OECD Bildungsbericht
9. September 2014Sie sprechen über denselben Bericht. Aber während Heino von Meyer, Leiter des OECD-Berlin-Centres den aktuellen Bildungsbericht der Organisation für wirtschaftliche Zusammenarbeit als Warnung an die deutsche Politik kommuniziert, freut sich Bundesbildungsministerin Johanna Wanka (CDU) über die präsentierten Zahlen. Er sieht wie die Deutschen im internationalen Vergleich immer weiter zurückbleiben. Sie sieht positive Entwicklungen. Mit einem Seitenblick auf den OECD-Vertreter sagt Wanka: "Man kann keiner Statistik trauen, die man nicht selbst interpretiert hat." Für die Ministerin hat Deutschland im letzten Jahrzehnt viel erreicht. "Die Bildungsbeteiligung ist überdurchschnittlich: Von der frühkindlichen Erziehung bis zur Weiterbildung und bei den Studienanfängern haben wir die 50-Prozent-Marke geknackt."
Aber auch von Meyer vertraut lieber seiner eigenen Interpretation der Studie, die Deutschlands Bildungsniveau und -anstrengungen mit denen der 33 anderen OECD-Mitglieder auf fünf Kontinenten vergleicht. Die Studie mit dem Titel "Bildung auf einen Blick 2014" listet auf 750 Seiten 30 Indikatoren auf - von der Zeit, die Schüler im Klassenzimmer verbringen bis zum Anteil des Bruttoinlandsproduktes für die Bildung. Sicher, Deutschland habe gute Zahlen, meint der OECD-Funktionär, aber die anderen Länder schliefen nicht. "Sie werden rasch immer besser und manchmal besser als Deutschland." Der Anteil der Hochgebildeten nehme seit einer Generation in Deutschland nur noch schwach zu, stellt die Studie fest. "Man darf sich nicht auf dem Erreichten ausruhen", fordert von Meyer.
Mehr Bildung, mehr Geld
Mit geringerer Bildung wachsen die Risiken. Denn eine gute Ausbildung ist nach den Erkenntnissen der OECD der beste Schutz vor Arbeitslosigkeit. Fast 13 Prozent der geringqualifizierten Deutschen sind ohne Arbeit, aber nur 5,3 Prozent derjenigen mit Abitur oder abgeschlossener Lehre - die Studie fasst diese Gruppe als Sekundarabschluss zusammen. Bei Akademikern und Menschen mit einem Meisterbrief – einem tertiären Abschluss – liegt die Arbeitslosenquote bei 2,4 Prozent. Auch die Verdienste steigen mit der Bildung. Die Akademiker/Meister-Gruppe liegt in Deutschland 74 Prozent über denjenigen mit Sekundarabschluss. Eine Schieflage, monieren die Fachleute der OECD, die in den letzten Jahrzehnten deutlich zugenommen habe. International klaffen die Einkommen zwischen den genannten Gruppen zwar wesentlich weniger, aber immerhin noch um 59 Prozent auseinander.

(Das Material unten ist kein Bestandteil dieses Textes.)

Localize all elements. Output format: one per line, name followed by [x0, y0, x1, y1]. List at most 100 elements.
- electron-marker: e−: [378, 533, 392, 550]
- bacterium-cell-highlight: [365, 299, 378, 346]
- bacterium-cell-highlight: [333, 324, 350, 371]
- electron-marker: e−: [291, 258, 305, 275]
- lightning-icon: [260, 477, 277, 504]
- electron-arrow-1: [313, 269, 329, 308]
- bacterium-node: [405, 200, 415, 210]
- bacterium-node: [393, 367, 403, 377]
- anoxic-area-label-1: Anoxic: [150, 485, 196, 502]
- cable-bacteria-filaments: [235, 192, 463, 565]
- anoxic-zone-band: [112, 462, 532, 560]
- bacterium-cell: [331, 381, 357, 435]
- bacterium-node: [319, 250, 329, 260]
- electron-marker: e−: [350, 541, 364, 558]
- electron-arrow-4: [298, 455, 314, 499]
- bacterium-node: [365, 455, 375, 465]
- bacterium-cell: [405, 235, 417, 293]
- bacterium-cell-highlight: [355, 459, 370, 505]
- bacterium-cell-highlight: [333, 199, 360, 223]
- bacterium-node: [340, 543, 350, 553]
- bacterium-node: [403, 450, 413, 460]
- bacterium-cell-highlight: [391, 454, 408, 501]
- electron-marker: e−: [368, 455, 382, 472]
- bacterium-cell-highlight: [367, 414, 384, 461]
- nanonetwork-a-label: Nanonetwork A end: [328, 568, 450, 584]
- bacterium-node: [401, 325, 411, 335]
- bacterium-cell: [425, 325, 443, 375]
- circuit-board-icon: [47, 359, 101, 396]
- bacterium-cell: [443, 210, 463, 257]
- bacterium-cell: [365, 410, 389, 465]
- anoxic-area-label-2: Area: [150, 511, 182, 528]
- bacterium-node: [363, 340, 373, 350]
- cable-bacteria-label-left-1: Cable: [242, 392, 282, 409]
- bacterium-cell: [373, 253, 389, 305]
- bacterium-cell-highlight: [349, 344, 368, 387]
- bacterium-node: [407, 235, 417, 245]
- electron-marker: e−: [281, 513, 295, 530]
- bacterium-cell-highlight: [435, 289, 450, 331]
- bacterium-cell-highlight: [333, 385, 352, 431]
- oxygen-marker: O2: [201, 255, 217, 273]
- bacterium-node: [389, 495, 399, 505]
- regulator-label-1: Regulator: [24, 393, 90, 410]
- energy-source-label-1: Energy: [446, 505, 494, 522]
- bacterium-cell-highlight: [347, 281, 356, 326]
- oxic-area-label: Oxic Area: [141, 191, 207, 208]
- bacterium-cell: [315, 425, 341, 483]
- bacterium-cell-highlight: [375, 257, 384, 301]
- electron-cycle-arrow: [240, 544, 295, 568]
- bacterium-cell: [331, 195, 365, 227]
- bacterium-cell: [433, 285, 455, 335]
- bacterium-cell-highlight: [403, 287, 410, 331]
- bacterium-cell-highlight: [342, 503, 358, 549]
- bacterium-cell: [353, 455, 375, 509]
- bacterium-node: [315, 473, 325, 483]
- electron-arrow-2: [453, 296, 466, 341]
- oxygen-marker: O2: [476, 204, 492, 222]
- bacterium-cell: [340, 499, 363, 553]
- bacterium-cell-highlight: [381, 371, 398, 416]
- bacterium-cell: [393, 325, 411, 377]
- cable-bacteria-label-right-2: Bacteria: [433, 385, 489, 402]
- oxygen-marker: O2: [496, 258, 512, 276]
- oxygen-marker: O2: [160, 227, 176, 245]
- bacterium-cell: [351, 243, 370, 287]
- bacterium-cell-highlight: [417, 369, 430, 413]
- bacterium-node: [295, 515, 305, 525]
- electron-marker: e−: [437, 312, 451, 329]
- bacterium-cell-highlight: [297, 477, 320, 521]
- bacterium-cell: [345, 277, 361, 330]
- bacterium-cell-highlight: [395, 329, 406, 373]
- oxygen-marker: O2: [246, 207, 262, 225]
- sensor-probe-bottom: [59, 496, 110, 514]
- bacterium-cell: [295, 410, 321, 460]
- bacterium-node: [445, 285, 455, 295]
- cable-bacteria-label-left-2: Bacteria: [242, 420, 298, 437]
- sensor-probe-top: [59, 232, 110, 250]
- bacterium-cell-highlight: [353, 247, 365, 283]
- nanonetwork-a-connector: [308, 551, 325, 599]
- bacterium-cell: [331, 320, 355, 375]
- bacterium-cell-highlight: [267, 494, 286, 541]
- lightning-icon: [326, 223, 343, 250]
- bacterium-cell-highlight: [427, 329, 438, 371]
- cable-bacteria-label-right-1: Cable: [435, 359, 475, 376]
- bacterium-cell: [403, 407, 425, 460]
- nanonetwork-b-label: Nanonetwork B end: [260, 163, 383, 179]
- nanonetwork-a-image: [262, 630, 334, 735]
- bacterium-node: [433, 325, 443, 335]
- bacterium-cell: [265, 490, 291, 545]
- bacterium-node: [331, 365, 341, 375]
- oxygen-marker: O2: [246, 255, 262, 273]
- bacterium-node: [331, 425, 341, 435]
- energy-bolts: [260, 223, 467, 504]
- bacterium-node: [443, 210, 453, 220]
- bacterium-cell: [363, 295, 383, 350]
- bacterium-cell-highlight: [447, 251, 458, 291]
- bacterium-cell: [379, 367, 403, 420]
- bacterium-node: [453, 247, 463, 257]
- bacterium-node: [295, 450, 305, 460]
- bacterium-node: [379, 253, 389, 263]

Der Bericht der OECD kommt zu dem Schluss, dass es in Deutschland schwerer als in den meisten anderen Ländern ist, über das Bildungsniveau der Eltern aufzusteigen. Nur 24 Prozent seien besser ausgebildet als die Eltern und 18 Prozent blieben hinter deren Niveau zurück, bei den jungen Erwachsenen sind es sogar lediglich noch 19 Prozent Aufsteiger und 24 Prozent Bildungsabsteiger. Besonders die Nachkommen der weniger Gebildeten machen der OECD Sorgen. Ihnen gelingt es in Deutschland wesentlich seltener einen tertiären Abschluss zu bekommen als in den meisten anderen verglichenen Ländern. "Die Chancen des Akademikerkindes sind doppelt so hoch", stellt von Meyer fest und hält der Politik vor, dass das Versprechen "Aufstieg durch Bildung" nicht eingelöst werde.
Ministerin bleibt zuversichtlich
Bildungsministerin Wanka will sich dieser Einschätzung so aber nicht anschließen. "Es kommt darauf an, für jedes Kind, für jeden Jugendlichen den richtigen Weg zu finden – unabhängig davon, wie der Status des Elternhauses ist", betont sie im Gespräch mit der DW. Sie stört sich daran, dass die OECD-Studie es so negativ darstellt, wenn junge Erwachsene nicht das Bildungsniveau ihrer Eltern erreichen. "Es geht nicht darum, den Status zu halten. Warum soll es ein Abstieg sein, wenn eine Zahnarzttochter beschließt, Optikerin zu werden?", fragt sie sich. Deutschland habe nun einmal eine schwierige demografische Zukunft. Die CDU-Politikerin verweist auf die erweiterten Möglichkeiten, im Bildungssystem aufzusteigen. "Man muss kein Abitur mehr machen, um zu studieren, das ist auf dem Papier alles bestens geregelt. Es wird in der Zukunft darauf ankommen, dass so umzusetzen, dass möglichst viele davon Gebrauch machen."